Afganistan’ın yerel yemekleri şunlardır: Qabeli Pilav, Aş, Mantı, Âşak, Katkhi, Kachi, Fatir, Umach, Bolani, Delde, Şula, Çalo, Sütlü Pirinç, Çurba, Keçeri Qurot, Çaynaki, kebap ve köfte çeşitleri.
Müzik ve Danslar
Afganistan’da farklı tarz ve şekillerde icra edilen müzik, ülkenin kültüründe özel bir yere sahiptir. Afgan müziğinin tarihi Aryanlar dönemine dayanır. Hindukuş’un eteklerinde ortaya çıkan Vedik ve Avesta şarkıları gruplar halinde özel retimlerle söylenirdi. Genel olarak Afgan müziği şu tarzlara sahiptir: Yerel ve geleneksel (folklorik) müzik, dini müzik, pop müzik ve klasik müzik. Afganistan’daki yaygın müzik aletlerini şunlar oluşturur: Rubab, tambur, dotar, gichak, çang, surna, ney, tola, delreba, trompet, sifun, harmonium, daf, duhl, çan, zirbağali, tabla. Ülkenin çağdaş müzisyenleri arasında Naşinas, Ahmad Zahir, Mohammad Asif, Mahwaş, Dur Mohammad Logari, Saraban, Bilton, Zaland, Bazgul Badakhshi gibi isimler yer almaktadır. Guzar-i Kharabat, Afgan müziğinin büyük sanatçılarının yaşadığı Kabil şehrinin eski mahallelerinden biridir. Bazıları, Afganistan’ın geleneksel müziğinin bu mahallede geliştiğini inanırlar. Bu sanatçılar arasında üstat Qasim, Rahim Bakhsh, Nathu, Yaqub Qasimi, Şayda ve üstat Sarahang ve diğer sanatçılar sayılabilir. Kabil’de bir müzik merkezi olarak faaliyet gösteren Afganistan Ulusal Müzik Enstitüsü, Ahmad Nasir Sarmast tarafından 2010 yılında Millî Eğitim Bakanlığı işbirliğiyle açılmıştır. Bu enstitü, geleneksel müzik aletleri ile Afgan ve Batı müziği eğitimi vermekteydi. Ancak Taliban hükûmetinin iktidara gelmesinden sonra kapatılmıştır.
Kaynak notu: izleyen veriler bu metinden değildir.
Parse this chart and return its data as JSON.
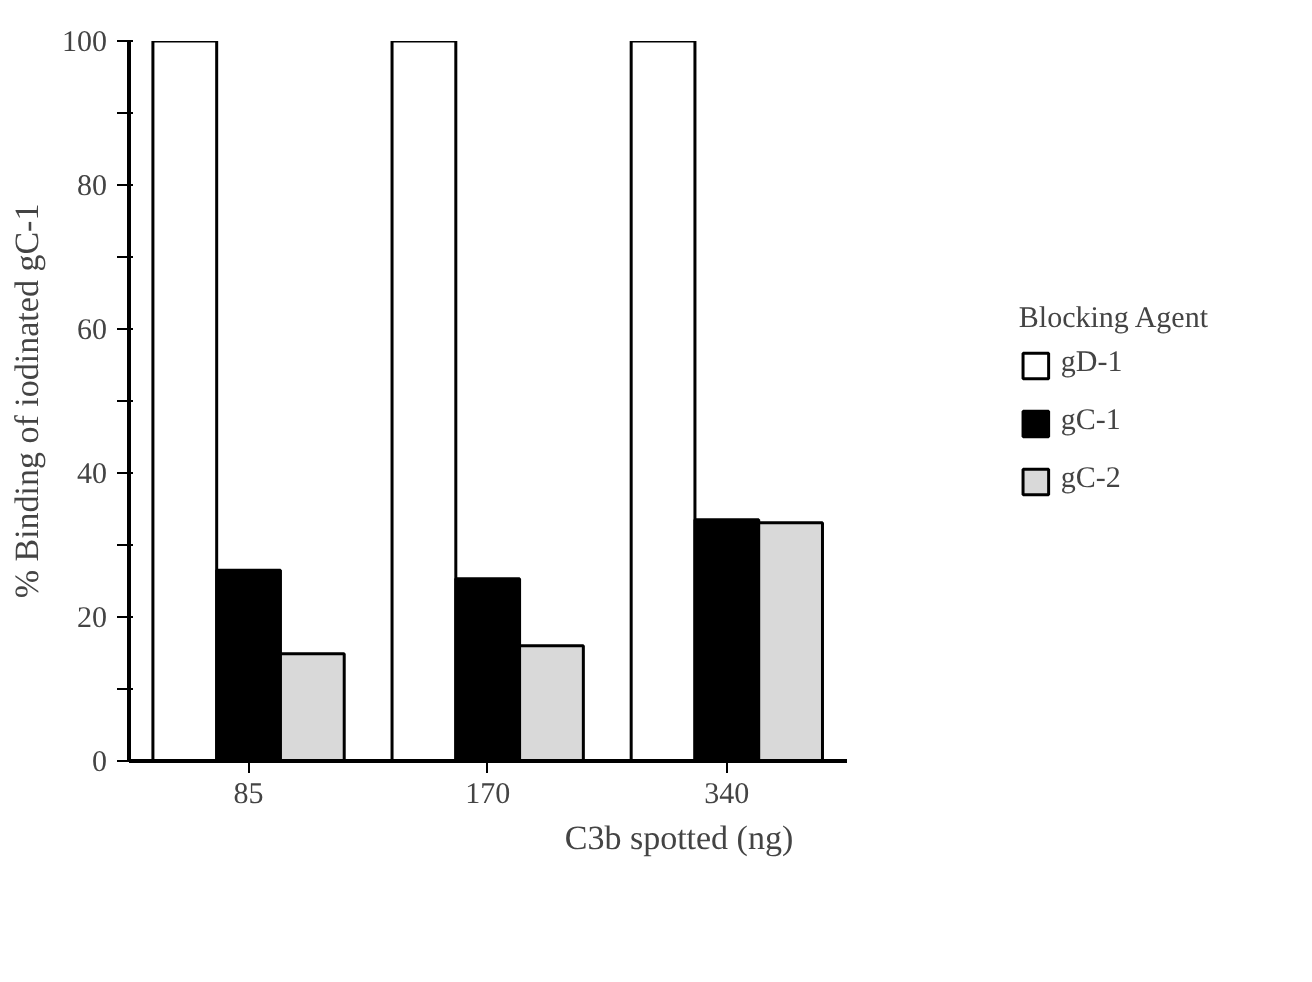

Geleneksel Afgan danslarına geldiğimizde Afganistan’ın farklı etnikleri; düğünler, bebek doğumları, Bağımsızlık Günü ve diğer dinî ve millî bayramlar gibi mutlu günlerde kendine has bir dizi danslar gerçekleştirirler. Ülkenin çoğu yerinde, özellikle doğu ve güney bölgelerinde, Atan adı verilen bir dans yapılır. Ulusal Atan genellikle davul eşliğinde icra edilir ve katılımcılar bir çember halinde toplanır. “Da Atan Nari” adlı özel şarkı Atan sırasında icra edilir. Karsak-i Panjşir, Panjşir halkı ve ülkenin diğer bölgeleri arasında popüler bir başka dans türüdür. Adından da anlaşılacağı gibi, karsak alkış ve def eşliğinde topluca icra edilir. Ülkenin diğer bölgelerinde Afşari, Qatağani, Pamiri, Nooristani, Sema dansı, Kaşık dansı ve Hazaragi gibi farklı danslar yapılır.
Yerel Oyunlar
Ülkenin her köşesinde çocuklar ve gençler arasında popüler olan çeşitli yöresel oyunlar çok eski çağlardan beri bulunmaktadır. Afganistan toplumunda her bir oyunun ortaya çıkması ve yaygınlaşması amaç ve hedeflere dayanmakta olup bazı oyunlar insanların günlük yaşamlarında kolaylıklar yaratan, fiziki ve zihnî becerileri beraberinde getirirken, bazı oyunlar ise eğlence ve zevk yönüne sahiptir ve bunların büyük bir kısmı artık ülke halkı arasında kutlamalarda ve özel günlerde gerçekleştirilmektedir. Bozkırda at sırtında oynanan oyunlar (Buzkaşi), güreş, mızrak oyunu, uçurtma uçurma oyunu vb. örnek olarak sayılabilir.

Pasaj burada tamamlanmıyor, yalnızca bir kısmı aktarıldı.